Slow Food sieht Politik und Landwirtschaft in der Hauptverantwortung für die Nachhaltigkeit der europäischen Agrarpolitik. Doch auch wir Verbraucher*innen sind gefragt: Unsere Ernährungsweisen stehen auf dem Prüfstand, denn wir nehmen täglich maßgeblichen Einfluss darauf, was in welchen Mengen und auf welche Weise erzeugt und nachgefragt wird.

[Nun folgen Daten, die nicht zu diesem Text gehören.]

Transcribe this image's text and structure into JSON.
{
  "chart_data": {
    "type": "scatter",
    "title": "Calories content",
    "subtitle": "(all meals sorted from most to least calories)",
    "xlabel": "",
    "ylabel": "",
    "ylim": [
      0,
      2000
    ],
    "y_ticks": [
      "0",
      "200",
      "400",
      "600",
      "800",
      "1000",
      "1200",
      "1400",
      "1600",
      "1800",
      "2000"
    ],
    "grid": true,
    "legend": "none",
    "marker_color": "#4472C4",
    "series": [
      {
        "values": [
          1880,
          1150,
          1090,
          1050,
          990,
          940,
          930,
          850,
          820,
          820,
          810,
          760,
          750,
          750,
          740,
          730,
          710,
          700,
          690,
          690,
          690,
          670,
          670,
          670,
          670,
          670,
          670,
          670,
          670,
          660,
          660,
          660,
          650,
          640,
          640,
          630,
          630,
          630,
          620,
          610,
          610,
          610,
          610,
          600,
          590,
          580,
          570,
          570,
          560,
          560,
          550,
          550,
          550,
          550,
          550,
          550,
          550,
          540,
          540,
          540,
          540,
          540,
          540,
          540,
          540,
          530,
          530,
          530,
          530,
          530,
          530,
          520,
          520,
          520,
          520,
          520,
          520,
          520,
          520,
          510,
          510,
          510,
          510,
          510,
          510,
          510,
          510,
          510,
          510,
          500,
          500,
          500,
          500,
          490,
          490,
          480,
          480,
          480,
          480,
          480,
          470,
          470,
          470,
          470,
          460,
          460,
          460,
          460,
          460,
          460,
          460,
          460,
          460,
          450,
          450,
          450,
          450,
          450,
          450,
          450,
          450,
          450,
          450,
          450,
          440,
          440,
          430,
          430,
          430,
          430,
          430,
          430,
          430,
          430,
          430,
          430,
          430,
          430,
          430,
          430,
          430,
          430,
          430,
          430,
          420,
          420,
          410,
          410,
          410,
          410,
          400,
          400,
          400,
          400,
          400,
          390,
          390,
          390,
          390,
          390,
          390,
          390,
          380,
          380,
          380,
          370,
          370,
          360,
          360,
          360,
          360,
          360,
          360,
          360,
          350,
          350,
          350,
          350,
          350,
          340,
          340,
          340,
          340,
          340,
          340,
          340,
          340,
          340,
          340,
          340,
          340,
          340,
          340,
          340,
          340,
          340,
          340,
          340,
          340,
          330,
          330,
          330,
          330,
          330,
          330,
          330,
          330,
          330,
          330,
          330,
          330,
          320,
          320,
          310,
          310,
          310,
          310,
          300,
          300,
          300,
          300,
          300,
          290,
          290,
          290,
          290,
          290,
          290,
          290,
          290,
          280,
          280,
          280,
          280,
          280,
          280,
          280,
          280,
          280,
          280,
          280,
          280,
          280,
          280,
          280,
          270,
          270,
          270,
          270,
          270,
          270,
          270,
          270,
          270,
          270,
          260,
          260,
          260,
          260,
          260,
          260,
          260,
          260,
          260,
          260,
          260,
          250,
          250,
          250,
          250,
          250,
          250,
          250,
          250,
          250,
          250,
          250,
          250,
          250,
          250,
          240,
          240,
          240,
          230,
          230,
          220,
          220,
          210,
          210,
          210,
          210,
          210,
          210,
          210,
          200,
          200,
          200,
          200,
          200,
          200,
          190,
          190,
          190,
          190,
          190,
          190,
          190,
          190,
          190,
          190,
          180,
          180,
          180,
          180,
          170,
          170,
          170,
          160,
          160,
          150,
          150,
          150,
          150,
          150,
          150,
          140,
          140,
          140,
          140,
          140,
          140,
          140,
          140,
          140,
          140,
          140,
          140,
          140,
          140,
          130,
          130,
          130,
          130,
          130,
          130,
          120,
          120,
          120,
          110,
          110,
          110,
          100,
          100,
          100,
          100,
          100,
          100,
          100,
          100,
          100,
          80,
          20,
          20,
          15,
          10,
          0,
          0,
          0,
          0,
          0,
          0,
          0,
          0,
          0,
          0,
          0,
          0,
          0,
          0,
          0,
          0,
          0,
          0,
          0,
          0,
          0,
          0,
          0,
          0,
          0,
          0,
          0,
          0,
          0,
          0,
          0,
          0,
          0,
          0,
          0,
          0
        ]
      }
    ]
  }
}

Verbraucher*innen können und sollten die Chance und ihr Potential nutzen, um als Koproduzent*innen mit ihren Einkäufen und Restaurantbesuchen eine Lebensmittelerzeugung zu unterstützen, die Klimaschutz, biokulturelle Vielfalt und Genuss gleichermaßen fördert. Der Verein sieht sich aufgerufen, die eigenen Ansätze für eine angepasste Ernährungsweise, beispielsweise das Positionspapier über eine Gesunde Ernährung, weiterzuentwickeln, zu verbreiten und mit Verbraucher*innen und Entscheider*innen zu diskutieren. Für Slow Food steht dabei außer Frage: Planetengesundheit ist die Voraussetzung für Menschengesundheit. Und eine ausgewogene, klima- und biodiversitätsfreundliche Ernährung muss einen fairen Preis haben, für alle entlang ihrer Wertschöpfung sowie für die Verbraucher*innen. Gesunde Ernährung im Slow-Food-Sinne soll kein Luxus sein. Deswegen zeigt Slow Food 2021 verstärkt Möglichkeiten auf, wie dies auch für den kleinen Geldbeutel umsetzbar ist.